Gov. Mike DeWine remains steadfast about the need for a significant increase to Ohio's gasoline tax, despite pushback from legislative leaders who argue a lower boost to the tax would be sufficient to fund road and bridge projects.
In a meeting with the Beacon Journal editorial board Wednesday, DeWine said the tax is key for moving Ohio forward and allowing the state to compete with its neighbors. Ohio's current 28-cent-per-gallon rate is lower than every surrounding state but Kentucky.
“The big question is: Is this state going to move forward?” DeWine said during the hourlong meeting. “You can’t do other things if you don’t do this.”
DeWine also highlighted several other priorities for his first term, including several that will be part of the state budget proposal he'll roll out Friday.
DeWine proposed an 18-cents-a-gallon increase in the gasoline tax in the transportation budget. Ohio hasn’t raised the tax in 14 years. The state transportation director has said the current tax is insufficient for state and local governments to maintain current roads or finish major new construction projects.
The Ohio House has proposed a more modest increase to the gas tax of 10.7 cents, and Senate President Larry Obhof, R-Medina, said this week that the Senate’s proposal will be lower than the House-passed increase. The Senate is expected to introduce a substitute transportation budget Monday and to vote on it next week.
DeWine’s plan would raise $2.5 billion in additional revenue over the next two years, compared to about $1.1 billion in the House’s proposal.
DeWine called his proposal on Wednesday a “minimalist approach” to addressing the state’s infrastructure needs.
DeWine and Jack Marchbanks, the state transportation director, have warned that a more modest gas tax hike could stall major infrastructure projects. In the Akron area, one of the larger bridge projects to replace the Route 8 bridge that spans the Little Cuyahoga River Valley in Akron is currently funded but could be pushed out to a later date, depending on what happens, said Justin Chesnic, a spokesman for the Ohio Department of Transportation.
The $130 million project to replace the 1,500-foot-long bridge that links Akron with its northern suburbs is scheduled to start in late 2020 and continue through 2024.
DeWine, who was accompanied by several of his newly appointed cabinet members, also highlighted several other initiatives, including:
• Local government: DeWine said he is looking for ways to assist local government through targeted approaches, such as his gas-tax proposal, which has wide support among local government officials, including in the Akron area. He said this will give them more of a choice about what they want to do with their local funds.

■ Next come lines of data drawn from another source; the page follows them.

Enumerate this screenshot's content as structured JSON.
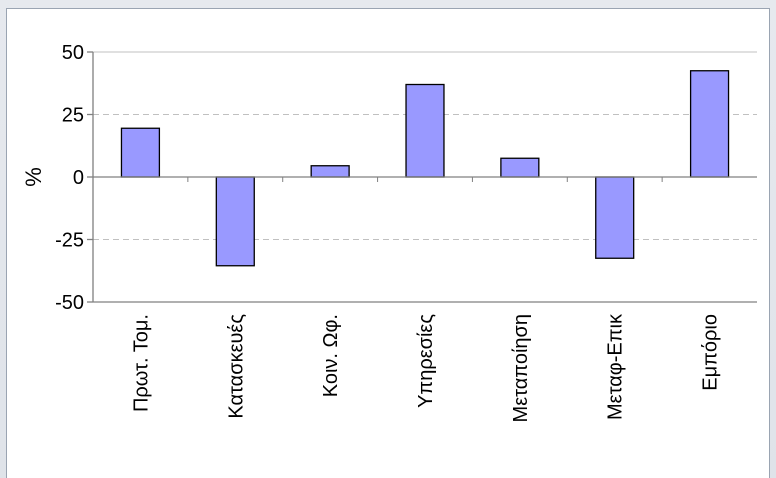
{
  "chart_data": {
    "type": "bar",
    "title": "",
    "xlabel": "",
    "ylabel": "%",
    "ylim": [
      -50,
      50
    ],
    "yticks": [
      50,
      25,
      0,
      -25,
      -50
    ],
    "yticklabels": [
      "50",
      "25",
      "0",
      "-25",
      "-50"
    ],
    "grid": true,
    "legend": "none",
    "categories": [
      "Πρωτ. Τομ.",
      "Κατασκευές",
      "Κοιν. Ωφ.",
      "Υπηρεσίες",
      "Μεταποίηση",
      "Μεταφ-Επικ",
      "Εμπόριο"
    ],
    "values": [
      19.5,
      -35.5,
      4.5,
      37,
      7.5,
      -32.5,
      42.5
    ],
    "colors": {
      "bar": "#9999ff",
      "bar_stroke": "#000000",
      "grid": "#c0c0c0",
      "axis": "#808080"
    }
  }
}
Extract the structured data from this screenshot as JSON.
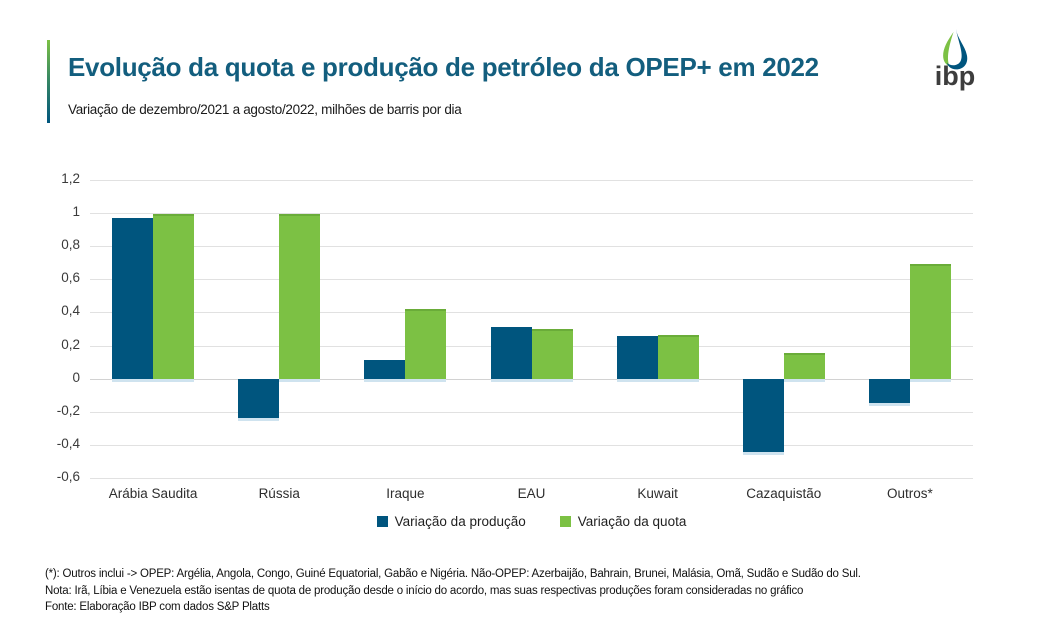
{
  "header": {
    "title": "Evolução da quota e produção de petróleo da OPEP+ em 2022",
    "subtitle": "Variação de dezembro/2021 a agosto/2022, milhões de barris por dia",
    "logo_text": "ibp"
  },
  "chart_data": {
    "type": "bar",
    "title": "Evolução da quota e produção de petróleo da OPEP+ em 2022",
    "subtitle": "Variação de dezembro/2021 a agosto/2022, milhões de barris por dia",
    "categories": [
      "Arábia Saudita",
      "Rússia",
      "Iraque",
      "EAU",
      "Kuwait",
      "Cazaquistão",
      "Outros*"
    ],
    "series": [
      {
        "name": "Variação da produção",
        "color": "#00557e",
        "values": [
          0.97,
          -0.24,
          0.11,
          0.31,
          0.26,
          -0.44,
          -0.15
        ]
      },
      {
        "name": "Variação da quota",
        "color": "#7cc144",
        "values": [
          0.98,
          0.98,
          0.41,
          0.29,
          0.25,
          0.14,
          0.68
        ]
      }
    ],
    "ylim": [
      -0.6,
      1.2
    ],
    "ytick_step": 0.2,
    "ytick_labels": [
      "1,2",
      "1",
      "0,8",
      "0,6",
      "0,4",
      "0,2",
      "0",
      "-0,2",
      "-0,4",
      "-0,6"
    ],
    "grid": true,
    "legend_position": "bottom",
    "unit": "milhões de barris por dia"
  },
  "footnotes": [
    "(*):  Outros inclui -> OPEP: Argélia, Angola, Congo, Guiné Equatorial, Gabão e Nigéria. Não-OPEP: Azerbaijão, Bahrain, Brunei, Malásia, Omã, Sudão e Sudão do Sul.",
    "Nota: Irã,  Líbia e Venezuela estão isentas de quota de produção desde o início do acordo, mas suas respectivas produções foram consideradas no gráfico",
    "Fonte: Elaboração IBP com dados S&P Platts"
  ],
  "colors": {
    "producao_bar": "#00557e",
    "quota_bar": "#7cc144",
    "title_text": "#135e7e",
    "accent_gradient_top": "#7cc144",
    "accent_gradient_bottom": "#00557e",
    "gridline": "#e1e1e1"
  }
}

“If they spend less general fund money on roads, they can spend it on hiring police,” he said. “This will be meaningful help that we are giving them.”
• Specialty courts: DeWine said his budget will include funding for 30 more specialty courts. Summit County Common Pleas Court has several specialty programs, including two drugs courts and a new mental health court.
“These things work,” DeWine said. “We know that they work.”
• Children’s services: DeWine wants to nearly double funding for county children’s services agencies.
Other topics DeWine discussed were the need to address lead poisoning among children living in older houses, the high mortality rate among African-American infants and Lake Erie's water quality. He'll announce more details about his Lake Erie proposal in a Thursday news conference.
Asked where the money would come from for his initiatives, DeWine said his non-transportation budget will have no new taxes and will be balanced. He said the budget will define what he sees as “unfinished business” and how he believes this should be addressed. He acknowledged, though, that state lawmakers may have different ideas.
“It will start the debate,” he said.